In fondo, se mi guardo indietro, al momento non mi importa nulla. Dopo “Smells like teen spirit” nessuno ha mai messo “Velvet Roof” per cercare di non vuotare la pista. Oggi anche “Smells like teen spirit” è scomparsa dalle scalette, andando a cercare casa in quei locali dove, se dici “Buffalo Tom”, credono che sia il fratello di Buffalo Bill. Quei posti dove non trovi persone che abbiano urlato tutta la propria disperazione cantando “Stymied” a squarciagola in una camera chiusa a chiave e quindi cosa vuoi che ne sappiano loro del fatto che dopo “Stymied” arriva la beatitudine solare di “Porchlight” a sollevarti il morale e poi con “Frozen Lake” giungi alla pace dei sensi e ogni colpo di tamburello che viene dopo che Janovitz dice “IN” (sciaf) “A FROZEN LAKE” (sciaf) “SHE COMES AND TAKE” ti ricorda che per il momento tu non hai bisogno di niente altro al mondo. Cosa ne sanno loro della tua vita? Al massimo, se proprio hanno un poco di orecchio, gli fai sentire “Taillights fade” e ti va già bene che si accorgono a malapena che ha gli stessi accordi di “Don’t Cry” dei Guns ‘n’ Roses, soltanto con anulare e mignolo bloccati sulle corde più acute.
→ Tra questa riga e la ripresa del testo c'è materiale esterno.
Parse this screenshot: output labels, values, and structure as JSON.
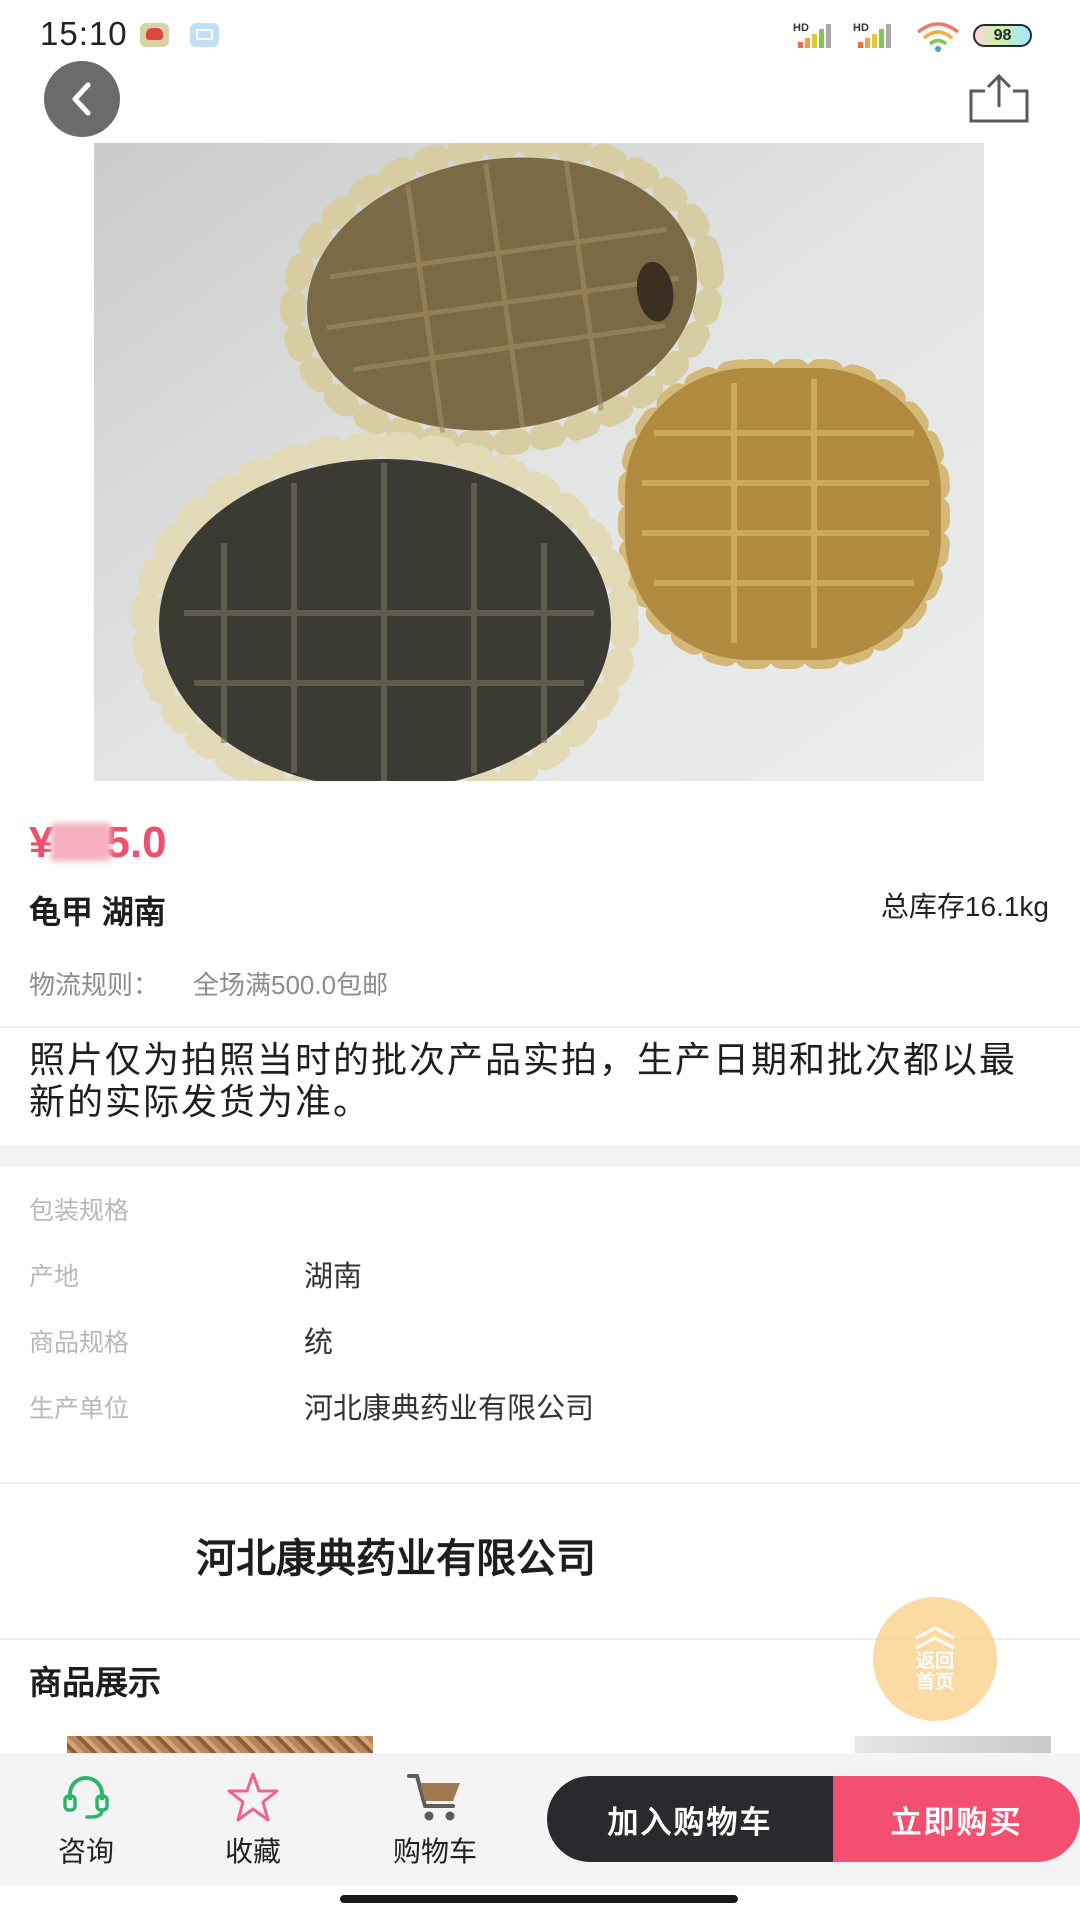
{
  "status_bar": {
    "time": "15:10",
    "network_1": "HD",
    "network_2": "HD",
    "battery": "98"
  },
  "icons": {
    "back": "chevron-left-icon",
    "share": "share-icon",
    "consult": "headset-icon",
    "favorite": "star-icon",
    "cart": "cart-icon",
    "float_home": "double-chevron-up-icon"
  },
  "product": {
    "price_symbol": "¥",
    "price_tail": "5.0",
    "name": "龟甲 湖南",
    "stock": "总库存16.1kg",
    "shipping_label": "物流规则：",
    "shipping_rule": "全场满500.0包邮",
    "notice": "照片仅为拍照当时的批次产品实拍，生产日期和批次都以最新的实际发货为准。"
  },
  "specs": [
    {
      "label": "包装规格",
      "value": ""
    },
    {
      "label": "产地",
      "value": "湖南"
    },
    {
      "label": "商品规格",
      "value": "统"
    },
    {
      "label": "生产单位",
      "value": "河北康典药业有限公司"
    }
  ],
  "company": {
    "name": "河北康典药业有限公司"
  },
  "showcase": {
    "title": "商品展示"
  },
  "float_home": {
    "label": "返回首页"
  },
  "bottom_bar": {
    "consult": "咨询",
    "favorite": "收藏",
    "cart": "购物车",
    "add_to_cart": "加入购物车",
    "buy_now": "立即购买"
  },
  "colors": {
    "price": "#f0506e",
    "add_to_cart_bg": "#2a2a2e",
    "buy_now_bg": "#f34f70",
    "consult_icon": "#2cb56a",
    "favorite_icon": "#f06488",
    "float_home_bg": "#fad08a"
  }
}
Oggi non ha proprio più importanza, sapere se i Buffalo Tom si siano riuniti ufficialmente, o se avessero solo preso una pausa. Così come quando una storia d’amore è davvero superata quando non ti importa più di cosa cavolo stia facendo il tuo ex, anche qui ormai è tutto finito, ognuno va per la sua strada. Troppo tardi.